Kamis, 13 Desember 2007

What People Digg More? - Part 3

In this third -and final- part of the way that digg stories are analyzed, i will present an example of the co-occurrence table used to find statistically significant correlation of words.

In the previous part i outlined the way stories from digg are collected and how these stories are transformed in a way suitable for analysis. This last step of the analysis, is finding out about what subjects people seem to really like and which subjects are not 'digged' so much. To do that, a co-occurrence table is used which maps words to two categories : HighDiggs (=stories that are interesting) and LowDiggs (=stories that are not interesting).


This is an example of a word co-occurrence table from IBM's UI Modeler


The statistical significance between words and categories of interestingness is denoted by colors.The more intense the color, the more higher the affinity between the word and the category.

In the example table above we see that people are interested (and therefore 'digged' more) in :


1) Stories that have pictures
2) US President George W Bush
3) Apple Leopard
4) Ron Paul (not shown in table)


On the other hand people do not 'digg' stories about :


1) Microsoft (..!)
2) Blogs (not shown in table)



Selasa, 06 November 2007

What people Digg More? - Part 2

After getting some e-mails requesting more details about the way i analyze diggs, here are the details of the process :

First of all, obviously some coding is necessary to implement software that sifts through digg and records the number of diggs of the story as well as the time that the story has been out. The software is also responsible for selecting all stories that have been out for 10-11 days and for calculating the diggs_per_minute metric

where :

Diggs_per_minute= total_diggs / total_minutes

During the analysis it appeared that the diggs_per_minute metric was not normally distributed since its skewness (positive) was found to be 2.795.






After applying log transformation, skewness dropped to 0.534 having a mean value of -2.878 :









The next step is to create a text file, as follows :




Notice that there is a 'highdiggs' or 'lowdiggs' word at the end of each line (story). If the diggs_per_minute metric for each story exceeds the threshold value -2.878 then 'highdiggs' is appended at the end of the line, otherwise 'lowdiggs' is added.

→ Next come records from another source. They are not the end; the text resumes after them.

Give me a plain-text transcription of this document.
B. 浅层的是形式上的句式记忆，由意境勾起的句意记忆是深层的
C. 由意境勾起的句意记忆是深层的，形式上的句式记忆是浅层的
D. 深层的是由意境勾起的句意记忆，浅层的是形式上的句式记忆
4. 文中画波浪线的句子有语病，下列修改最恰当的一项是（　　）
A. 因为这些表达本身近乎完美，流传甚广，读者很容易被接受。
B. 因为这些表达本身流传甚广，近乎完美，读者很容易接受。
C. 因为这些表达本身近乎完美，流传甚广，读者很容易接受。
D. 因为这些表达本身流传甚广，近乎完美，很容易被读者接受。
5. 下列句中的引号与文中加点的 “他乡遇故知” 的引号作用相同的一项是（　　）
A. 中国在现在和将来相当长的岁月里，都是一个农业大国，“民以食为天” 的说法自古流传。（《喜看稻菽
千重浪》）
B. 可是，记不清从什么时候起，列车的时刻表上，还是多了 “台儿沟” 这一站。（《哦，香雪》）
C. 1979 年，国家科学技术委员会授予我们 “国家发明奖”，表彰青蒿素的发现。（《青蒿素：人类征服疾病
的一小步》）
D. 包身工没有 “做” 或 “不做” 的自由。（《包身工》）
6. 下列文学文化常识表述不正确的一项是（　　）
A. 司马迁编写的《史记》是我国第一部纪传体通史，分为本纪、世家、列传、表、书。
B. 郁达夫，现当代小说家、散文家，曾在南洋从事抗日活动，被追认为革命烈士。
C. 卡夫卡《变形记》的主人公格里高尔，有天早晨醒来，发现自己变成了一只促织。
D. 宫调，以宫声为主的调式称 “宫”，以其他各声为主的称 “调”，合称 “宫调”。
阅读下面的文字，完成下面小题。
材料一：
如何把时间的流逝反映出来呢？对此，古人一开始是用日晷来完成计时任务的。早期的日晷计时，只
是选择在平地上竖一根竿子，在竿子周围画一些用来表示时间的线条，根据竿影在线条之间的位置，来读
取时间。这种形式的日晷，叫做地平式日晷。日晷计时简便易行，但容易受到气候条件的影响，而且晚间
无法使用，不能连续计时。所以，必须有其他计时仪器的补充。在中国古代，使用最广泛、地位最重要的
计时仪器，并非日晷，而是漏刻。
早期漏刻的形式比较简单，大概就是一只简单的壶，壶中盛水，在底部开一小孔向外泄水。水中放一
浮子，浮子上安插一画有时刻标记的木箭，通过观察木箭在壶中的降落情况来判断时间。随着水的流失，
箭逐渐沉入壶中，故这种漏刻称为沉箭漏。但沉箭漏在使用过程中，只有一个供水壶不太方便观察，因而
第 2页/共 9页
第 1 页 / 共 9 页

The last step of the analysis is to use a co-occurrence matrix to see which words are associated with high digg and low digg stories. A chi-square test is used to test for statistical significance of word co-occurrences.


For the last part of the analysis i use a tool called Unstructured Information Modeler from IBM.



Selasa, 16 Oktober 2007

What people Digg More?

Due to too much work i wasn't able to write to this blog as much as i wanted. Although people continue to answer the questionnaire (over 400!) i wasn't able to make any other analysis so far that will shed some light on the patterns that emerge from living our lives.

However, i feel that i should write something about my new ventures on text mining. The question that came up to my mind was simple :

"What stories people tend to digg more?"

So i collected all stories on digg and for each story the number of diggs and the time that the story has been around was recorded. By dividing the number of diggs by the total minutes the story has been out, you get a "Diggs_per_Minute" score which essentially designates which stories are "hot" and which are not.

After the preliminary analysis i immediately found out that it is essential to use data from a specific time period and not just everything. If you think about it, a story should be out for quite a while (say 10 days) so that you are able to get a good estimate of the "Diggs_per_Minute" variable. Stories that have been out for less than 2 days tend to have a much greater score of Diggs per Minute than newer stories.

So the process is as follows: Diggs from stories that have been out for 10-11 days are collected. I then use text mining techniques to find out what words the stories with many diggs have in common. Don't you think that marketing people would love to know this information?


First Results for Most Digged stories :


1) Stories that have pictures tend to be digged more

2) Having the phrase "Digg this if you....."

3) Specific Companies / technologies etc (e.g Apple and Ipod)


That's all for now but i will come back with more.



Jumat, 14 September 2007

First Results Out : Phobias

Well over 300 people have submitted and described their lives on the questionnaire. I must admit that i couldn't wait for this time to come so that i can start finding out about patterns that emanate from our lives.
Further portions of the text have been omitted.